The existing implementation of OpenSearch uses these values - https://github.com/opensearch-project/OpenSearch/blob/main/server/src/main/java/org/opensearch/search/aggregations/metrics/StatsAggregator.java#L86-L88. Hence, tried to retain the same.
| @Override | ||
| public InternalAggregation toInternalAggregation(String name, List<Object> values) { | ||
| if (values == null || values.size() != METRIC_COUNT) { | ||
| return buildEmptyAggregation(name); |
There was a problem hiding this comment.
Just for my understanding - Would this cause issues if we just return null here?

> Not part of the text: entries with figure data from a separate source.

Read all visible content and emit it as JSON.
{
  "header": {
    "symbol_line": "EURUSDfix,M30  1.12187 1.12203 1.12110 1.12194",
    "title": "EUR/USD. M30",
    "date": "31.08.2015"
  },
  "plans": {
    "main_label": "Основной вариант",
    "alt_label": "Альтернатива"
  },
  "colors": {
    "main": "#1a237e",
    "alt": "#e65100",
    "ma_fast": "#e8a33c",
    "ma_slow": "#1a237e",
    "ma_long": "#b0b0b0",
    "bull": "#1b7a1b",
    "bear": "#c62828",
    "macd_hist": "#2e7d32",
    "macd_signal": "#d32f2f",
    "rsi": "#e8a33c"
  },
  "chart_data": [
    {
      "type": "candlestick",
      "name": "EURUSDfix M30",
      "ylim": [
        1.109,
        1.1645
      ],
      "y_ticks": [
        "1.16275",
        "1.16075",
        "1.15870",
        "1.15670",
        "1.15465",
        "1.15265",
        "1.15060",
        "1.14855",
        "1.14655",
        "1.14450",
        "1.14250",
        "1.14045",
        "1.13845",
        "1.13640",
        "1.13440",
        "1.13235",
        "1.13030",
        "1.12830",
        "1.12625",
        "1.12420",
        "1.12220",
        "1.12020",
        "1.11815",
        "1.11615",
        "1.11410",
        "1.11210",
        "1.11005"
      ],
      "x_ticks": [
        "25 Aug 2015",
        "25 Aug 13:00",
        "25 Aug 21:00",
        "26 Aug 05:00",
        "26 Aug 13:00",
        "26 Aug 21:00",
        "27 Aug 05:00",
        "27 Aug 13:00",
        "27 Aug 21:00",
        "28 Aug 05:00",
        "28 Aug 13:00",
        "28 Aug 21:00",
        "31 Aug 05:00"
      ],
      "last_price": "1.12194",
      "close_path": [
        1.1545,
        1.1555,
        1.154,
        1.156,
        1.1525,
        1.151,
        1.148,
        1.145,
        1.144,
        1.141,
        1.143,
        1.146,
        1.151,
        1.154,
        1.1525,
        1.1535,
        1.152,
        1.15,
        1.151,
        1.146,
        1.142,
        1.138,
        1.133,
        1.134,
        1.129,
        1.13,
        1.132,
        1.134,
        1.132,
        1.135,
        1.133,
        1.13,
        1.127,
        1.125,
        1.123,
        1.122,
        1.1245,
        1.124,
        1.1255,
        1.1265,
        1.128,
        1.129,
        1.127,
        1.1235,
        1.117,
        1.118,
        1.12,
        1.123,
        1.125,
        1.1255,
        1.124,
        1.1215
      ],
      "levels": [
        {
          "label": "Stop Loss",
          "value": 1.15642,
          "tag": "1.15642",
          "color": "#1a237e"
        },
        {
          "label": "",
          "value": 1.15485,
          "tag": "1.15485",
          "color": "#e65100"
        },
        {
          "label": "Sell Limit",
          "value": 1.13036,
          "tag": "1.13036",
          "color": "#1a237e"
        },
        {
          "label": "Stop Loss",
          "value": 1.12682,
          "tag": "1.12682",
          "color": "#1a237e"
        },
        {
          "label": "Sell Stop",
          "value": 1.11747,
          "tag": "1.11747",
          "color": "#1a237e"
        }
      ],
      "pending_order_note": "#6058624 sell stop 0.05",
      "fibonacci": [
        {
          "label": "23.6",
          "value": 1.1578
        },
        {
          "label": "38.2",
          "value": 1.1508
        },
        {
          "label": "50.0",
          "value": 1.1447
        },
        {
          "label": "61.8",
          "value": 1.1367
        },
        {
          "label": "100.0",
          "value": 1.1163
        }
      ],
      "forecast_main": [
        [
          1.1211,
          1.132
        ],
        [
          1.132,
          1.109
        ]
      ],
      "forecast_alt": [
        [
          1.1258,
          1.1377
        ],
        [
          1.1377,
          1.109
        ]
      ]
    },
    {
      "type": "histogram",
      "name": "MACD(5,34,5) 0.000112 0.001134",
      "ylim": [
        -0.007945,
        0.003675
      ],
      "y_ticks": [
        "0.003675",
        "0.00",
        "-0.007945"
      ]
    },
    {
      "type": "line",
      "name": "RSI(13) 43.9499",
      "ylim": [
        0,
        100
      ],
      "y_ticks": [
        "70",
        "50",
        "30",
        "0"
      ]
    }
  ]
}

There was a problem hiding this comment.
I was just trying to stick to the existing OpenSearch behaviour - https://github.com/opensearch-project/OpenSearch/blob/main/server/src/main/java/org/opensearch/search/aggregations/metrics/StatsAggregator.java#L249-L251.
Summary
Add support for stats, extended_stats, and value_count metric aggregations to the DSL Calcite plugin.
Changes
New Metric Aggregations
• StatsMetricTranslator: Implements stats aggregation returning 5 metrics (count, min, max, sum, avg)
• ExtendedStatsMetricTranslator: Implements extended_stats aggregation returning 7 metrics (count, min, max, sum, avg, variance, std_deviation)
• ValueCountMetricTranslator: Implements value_count aggregation returning document count
Implementation Details
Stats Aggregation
• Generates 5 AggregateCall objects for COUNT, MIN, MAX, SUM, AVG
• Maps to Calcite's standard SQL aggregate functions
• Returns InternalStats with proper empty aggregation handling
Extended Stats Aggregation
• Generates 7 AggregateCall objects including VAR_POP and STDDEV_POP
• Calculates sum_of_squares from variance using formula: sum_of_squares = variance * count + avg² * count
• Uses default sigma value (2.0) for std_deviation_bounds
• Returns InternalExtendedStats with proper empty aggregation handling
Value Count Aggregation
• Maps to Calcite's COUNT function
• Returns InternalValueCount with count value
Key Features
• Composite Metric Pattern: Stats and extended_stats use CompositeMetricTranslator interface for multi-value metrics
• Type Handling:
• COUNT returns BIGINT NOT NULL
• AVG, VAR_POP, STDDEV_POP return DOUBLE
• MIN, MAX, SUM preserve input field type
• Empty Aggregation Support: Proper handling when no data matches (count=0, min=+∞, max=-∞)
• Null Handling: All aggregations ignore null values (matching OpenSearch behavior)
Testing
• Comprehensive unit tests for all three translators
• Tests cover: valid values, null handling, empty results, type conversions, edge cases
• Integration tests added to DslLogicalPlanIntegrationIT
Files Added
• StatsMetricTranslator.java
• ExtendedStatsMetricTranslator.java
• ValueCountMetricTranslator.java
• StatsMetricTranslatorTest.java (180 lines, 11 tests)
• ExtendedStatsMetricTranslatorTest.java (197 lines, 11 tests)
• ValueCountMetricTranslatorTest.java (124 lines, 8 tests)
Files Modified
• AggregationTreeWalker.java: Added handling for composite metrics
• AggregationResponseBuilder.java: Added buildCompositeMetric() method
• CompositeMetricTranslator.java: New interface for multi-value metrics
• AggregationRegistry.java: Registered new aggregation types
• DslLogicalPlanIntegrationIT.java: Added integration tests
Testing
All unit tests pass. Integration tests verify end-to-end functionality with OpenSearch.